Dampak Guncangan di Sejumlah Wilayah
Meski kekuatan gempa terkoreksi lebih rendah dari estimasi awal, dampak guncangan tetap signifikan. BMKG mencatat getaran terasa kuat di wilayah pesisir Nagekeo dan kabupaten sekitarnya di Pulau Flores. Skala intensitas di daerah terdampak diperkirakan mencapai IV hingga V MMI, yang berarti guncangan dirasakan nyata di dalam rumah hingga menyebabkan beberapa benda tergantung bergoyang.

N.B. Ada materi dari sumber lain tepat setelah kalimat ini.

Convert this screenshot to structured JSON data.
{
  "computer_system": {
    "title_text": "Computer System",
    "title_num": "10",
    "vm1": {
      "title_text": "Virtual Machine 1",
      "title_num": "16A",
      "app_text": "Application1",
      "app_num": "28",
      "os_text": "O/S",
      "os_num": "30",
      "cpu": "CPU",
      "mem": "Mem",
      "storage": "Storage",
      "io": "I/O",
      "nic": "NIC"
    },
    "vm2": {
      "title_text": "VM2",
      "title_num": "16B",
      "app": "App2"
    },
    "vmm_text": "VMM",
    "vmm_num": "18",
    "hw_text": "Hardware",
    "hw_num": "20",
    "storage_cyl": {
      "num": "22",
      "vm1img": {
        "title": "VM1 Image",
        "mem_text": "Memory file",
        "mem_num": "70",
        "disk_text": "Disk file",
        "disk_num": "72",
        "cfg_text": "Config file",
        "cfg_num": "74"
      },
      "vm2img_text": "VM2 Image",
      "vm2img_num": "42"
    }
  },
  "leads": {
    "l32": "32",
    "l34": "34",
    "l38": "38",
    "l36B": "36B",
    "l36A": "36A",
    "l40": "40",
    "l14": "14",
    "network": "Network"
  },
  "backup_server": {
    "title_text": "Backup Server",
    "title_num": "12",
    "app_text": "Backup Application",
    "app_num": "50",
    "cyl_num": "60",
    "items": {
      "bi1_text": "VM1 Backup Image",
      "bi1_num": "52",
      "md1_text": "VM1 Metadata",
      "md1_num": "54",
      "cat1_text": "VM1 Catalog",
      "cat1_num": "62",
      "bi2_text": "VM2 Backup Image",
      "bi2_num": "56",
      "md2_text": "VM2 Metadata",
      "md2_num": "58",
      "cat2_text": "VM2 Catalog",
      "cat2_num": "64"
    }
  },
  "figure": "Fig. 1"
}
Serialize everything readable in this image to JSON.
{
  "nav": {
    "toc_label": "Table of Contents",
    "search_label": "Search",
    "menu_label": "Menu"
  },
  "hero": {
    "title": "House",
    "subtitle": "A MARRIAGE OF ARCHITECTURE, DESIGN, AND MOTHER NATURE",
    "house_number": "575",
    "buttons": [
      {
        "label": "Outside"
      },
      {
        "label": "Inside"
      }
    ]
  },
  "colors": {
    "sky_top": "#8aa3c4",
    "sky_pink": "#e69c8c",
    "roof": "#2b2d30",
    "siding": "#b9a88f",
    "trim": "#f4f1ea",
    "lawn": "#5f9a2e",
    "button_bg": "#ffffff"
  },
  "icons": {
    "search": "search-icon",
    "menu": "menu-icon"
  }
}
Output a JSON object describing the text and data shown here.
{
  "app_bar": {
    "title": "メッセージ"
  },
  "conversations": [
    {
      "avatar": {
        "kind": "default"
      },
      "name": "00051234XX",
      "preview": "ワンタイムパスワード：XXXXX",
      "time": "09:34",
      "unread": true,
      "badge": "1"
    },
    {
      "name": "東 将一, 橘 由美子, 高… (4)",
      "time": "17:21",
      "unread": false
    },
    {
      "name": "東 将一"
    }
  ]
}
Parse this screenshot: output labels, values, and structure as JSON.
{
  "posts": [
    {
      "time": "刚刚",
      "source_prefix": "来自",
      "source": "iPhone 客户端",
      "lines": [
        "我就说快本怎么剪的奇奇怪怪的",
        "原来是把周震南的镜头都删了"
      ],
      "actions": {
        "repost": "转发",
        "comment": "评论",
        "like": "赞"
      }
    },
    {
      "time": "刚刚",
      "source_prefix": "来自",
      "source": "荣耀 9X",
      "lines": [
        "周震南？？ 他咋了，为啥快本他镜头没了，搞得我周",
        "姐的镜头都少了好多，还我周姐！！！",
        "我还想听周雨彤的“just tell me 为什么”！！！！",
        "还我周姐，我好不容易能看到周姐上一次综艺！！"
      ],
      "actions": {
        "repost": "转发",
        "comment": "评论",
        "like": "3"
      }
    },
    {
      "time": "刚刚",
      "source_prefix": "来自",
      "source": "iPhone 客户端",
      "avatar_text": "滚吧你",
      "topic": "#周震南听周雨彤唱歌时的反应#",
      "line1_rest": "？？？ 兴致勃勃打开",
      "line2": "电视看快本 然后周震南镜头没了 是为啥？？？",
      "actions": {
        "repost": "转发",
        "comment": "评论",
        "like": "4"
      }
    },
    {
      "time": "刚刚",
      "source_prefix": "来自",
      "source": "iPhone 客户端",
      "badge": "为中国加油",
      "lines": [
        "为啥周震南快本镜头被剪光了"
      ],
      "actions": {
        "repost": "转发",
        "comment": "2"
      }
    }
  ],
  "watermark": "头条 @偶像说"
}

Di luar NTT, guncangan dilaporkan terasa oleh warga di Kota Makassar yang berjarak lebih dari 500 kilometer dari pusat gempa. Hal serupa juga dialami warga di Denpasar, Bali, menunjukkan energi gempa yang cukup besar untuk merambat hingga ke wilayah barat Indonesia bagian tengah.
Potensi Risiko dan Imbauan BMKG
Kepala Pusat Gempabumi dan Tsunami BMKG, Daryono, dalam keterangan resminya menegaskan bahwa gempa ini merupakan jenis gempa dangkal akibat aktivitas sesar aktif di darat. "Hasil analisis mekanisme sumber menunjukkan bahwa gempa bumi memiliki mekanisme pergerakan geser (strike-slip)," ujarnya.
Atas dasar mekanisme tersebut, BMKG memastikan bahwa gempa Nagekeo ini tidak berpotensi menimbulkan tsunami. Namun demikian, masyarakat di sekitar lokasi diimbau tetap waspada terhadap potensi gempa susulan yang kekuatannya biasanya lebih kecil dari gempa utama.
Mengapa Parameter Gempa Sering Mengalami Pembaruan?
Proses penentuan magnitudo oleh BMKG melalui beberapa tahap. Pada menit-menit awal setelah kejadian, BMKG mengeluarkan informasi cepat berdasarkan data dari stasiun yang terbatas. Seiring bertambahnya data yang masuk dari lebih banyak stasiun pencatat di seluruh Indonesia, perhitungan ulang dilakukan untuk mendapatkan parameter yang lebih presisi.
Perbedaan hasil antara estimasi awal dan akhir ini merupakan hal yang lumrah dalam ilmu kegempaan dan menjadi bagian dari upaya BMKG menghadirkan data akurat bagi publik dan instansi terkait. Pembaruan ini juga penting untuk kajian mitigasi dan analisis risiko pascagempa oleh pemerintah daerah setempat.